Wednesday, February 23, 2011

Thoughts on detachment

One of the hardest things to do is to be consistent. It's also one of the most important, so people either struggle and show the wears of the fight or avoid the struggle and allow ebbs and flow to dictate the terms of whatever their situation is. In order to stay consistent, there must be a degree of separation as well as stability in the mind of the person striving for that level.

Passion is good, but it cannot become the fire that burns down the house. Emotions can lift, or it can weigh. Being able to see yourself almost from a third person is a good way to keep yourself from braving the full strength of emotional blasts, both positive and negative. Too much emotion can lead to paralysis, and hinder mobilization of action.

Being able to objectively view situations and emotion is very critical for mental stability, especially through a stressful time period. It is something that takes practice, and a daily reminder to do this is needed.

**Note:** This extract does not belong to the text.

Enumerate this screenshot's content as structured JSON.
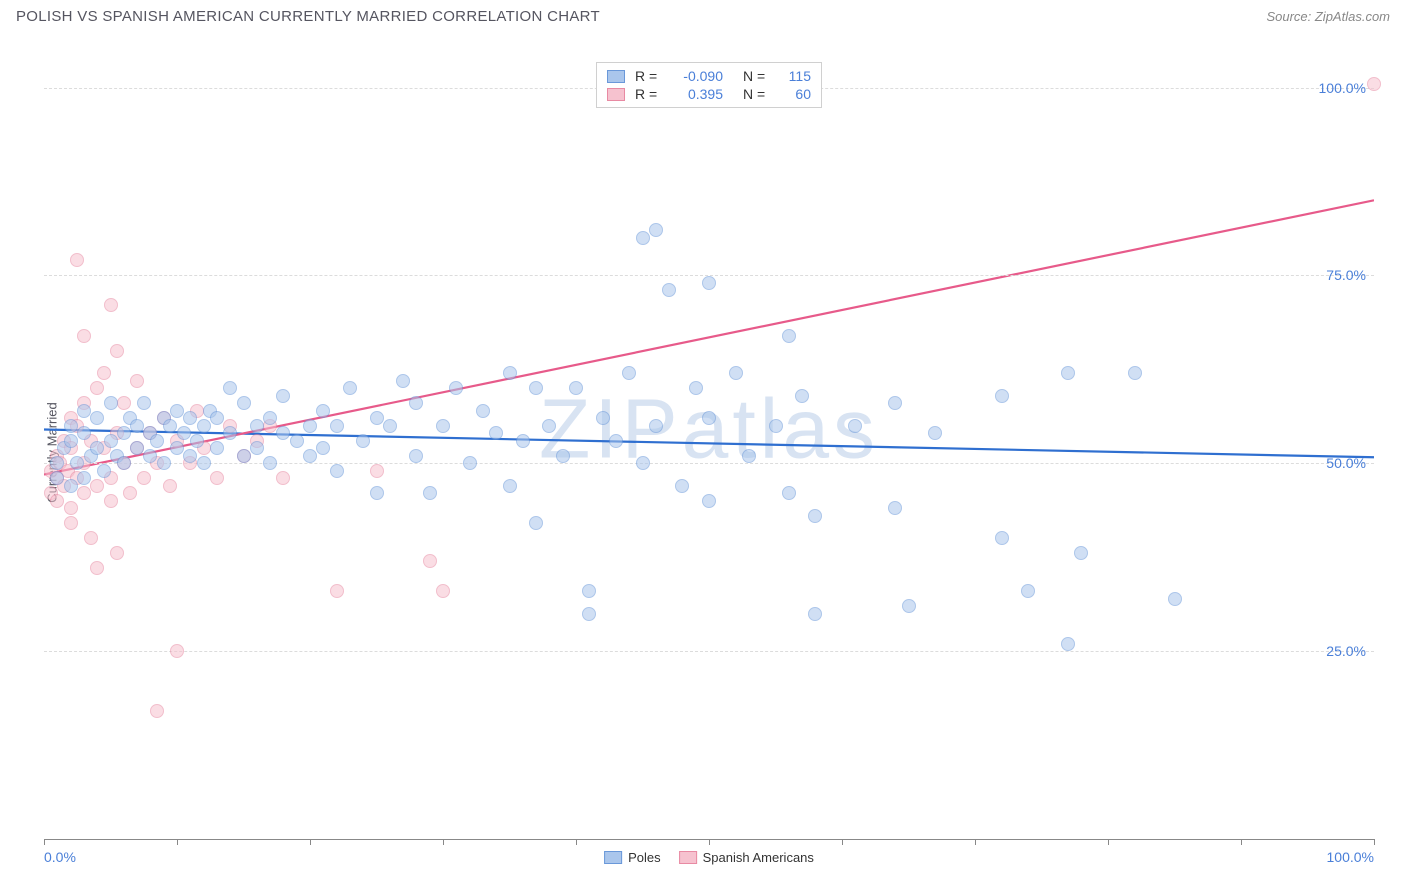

Also critical to consistency is a continued awareness of the big picture. What are the purposes of your actions you want to be consistent in? Where do you hope to go with being able to keep your nose to the grindstone with these actions for a long stretch of time? Do you want it enough to not become knocked off course by changes in circumstances and mentalities?

Monday, February 21, 2011

Switching up the objectives...

I'm going to be reviving this blog, hopefully for good this time. Since the blog's name is improving-daily, I figure it is a way to track my progress in different important areas of my life. In the future I hope to look back and track my changes in thought, habits, and ethos, for the better. At the moment I am not sure how to attack my shortcomings, but I know that I need to seize moments and time while I can still say I have plenty of it.

For a couple of months now I have been looking more into mental training as a part of martial arts curriculums. Clearly one of my biggest weaknesses as a person, is control, and as an extension of that, vision. Or maybe it is the other way around? I often lack clarity in what I am trying to accomplish, and in turn I do not control myself in moving myself towards tasks and goals. This has been a big problem in the past as I would often sit with no movement towards an objective, letting time and respect slip away. When I was a kid this was a huge problem in being consistent with my goals, coupled with the fact that I was a restless little boy. I will end this entry for now since this window has been up for far too long, but I will keep this blog consistent with updates.